イエローのボディカラーにブラックのソフトトップ、そしてブラウンのインテリア。595C Turismoの通常のラインナップにはない組み合わせです。アバルトに詳しい人なら、Make Your Scorpionで作られたクルマだということが一発でわかります。もっとマニアックな人なら、Make Your Scorpionでもこの仕様が選択可能な年は限られていたことをおわかりになるかもしれません。

「はじめてのクルマが黄色のスポーツクーペで、その頃から黄色いスポーツカーが好きだったんですよ。明るい気持ちになれますからね。自分の子どもたちやまわりの同級生たちも、黄色いクルマを見ると、自然とみんなパッと笑顔になるんです。みんなが明るくなれるクルマっていいな、と思いますね」


595C Turismoオーナーの高取さんご夫妻。

このクルマのオーナーは、高取宏昌さん。お父さんが自動車メーカーにお勤めされていたこともあって、幼い頃から大のクルマ好き、高校時代も好きな自動車雑誌の発売日をワクワクしながら待っているような青年だったそうです。そして大学時代に“将来、返します”とご両親に交渉をして手に入れたのが、その黄色いクーペ。なんと17年間も乗り続けたのだとか。
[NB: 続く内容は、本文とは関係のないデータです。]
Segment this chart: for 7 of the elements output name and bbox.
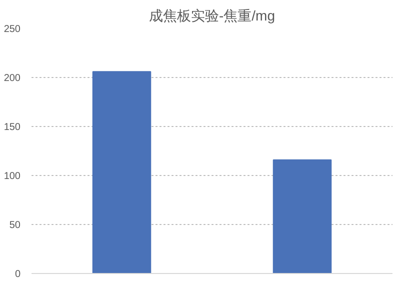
y-tick-label: 200: [4, 73, 21, 84]
y-tick-label: 50: [9, 220, 21, 231]
y-tick-label: 150: [4, 122, 21, 133]
y-tick-label: 100: [4, 171, 21, 182]
chart-title: 成焦板实验-焦重/mg: [149, 8, 275, 24]
y-tick-label: 250: [4, 24, 21, 35]
y-tick-label: 0: [14, 269, 21, 280]
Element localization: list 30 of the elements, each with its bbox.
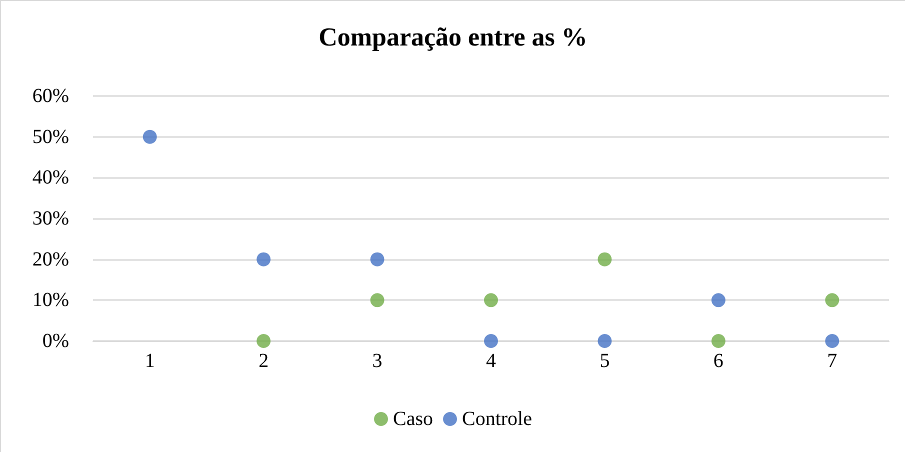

「結婚したときはそのクルマで、実は私、免許を持っていなかったんですけど、いざ免許をとることになったら、“このクルマを運転してほしい”ということで、マニュアル免許を取らされたんです(笑)」と奥さまのちひろさん。宏昌さんも続きます。

「ときどき悔し涙を流しそうになりながら練習してたよね(笑)。後ろにチャイルドシートをつけて、子どもがぴょんぴょんと跳ねてたのを思い出しちゃうな(笑)」

なんだかとってもいい感じ。結婚されてから21年目とのことですが、仲のよさが自然と伝わってきます。おふたりが車内にいるカットを撮影するときに“それじゃ仲むつまじい雰囲気でお願いします”とお伝えしたら、ちひろさんから間髪入れずに“だいじょうぶです。本当に仲がいいので(笑)”と返ってくるほど。並んで立っているときの距離感にも、なにげない会話をしているときの表情にも、間柄が幸せであり続けてきた空気がほんのりと、けれどはっきりと漂ってくるのです。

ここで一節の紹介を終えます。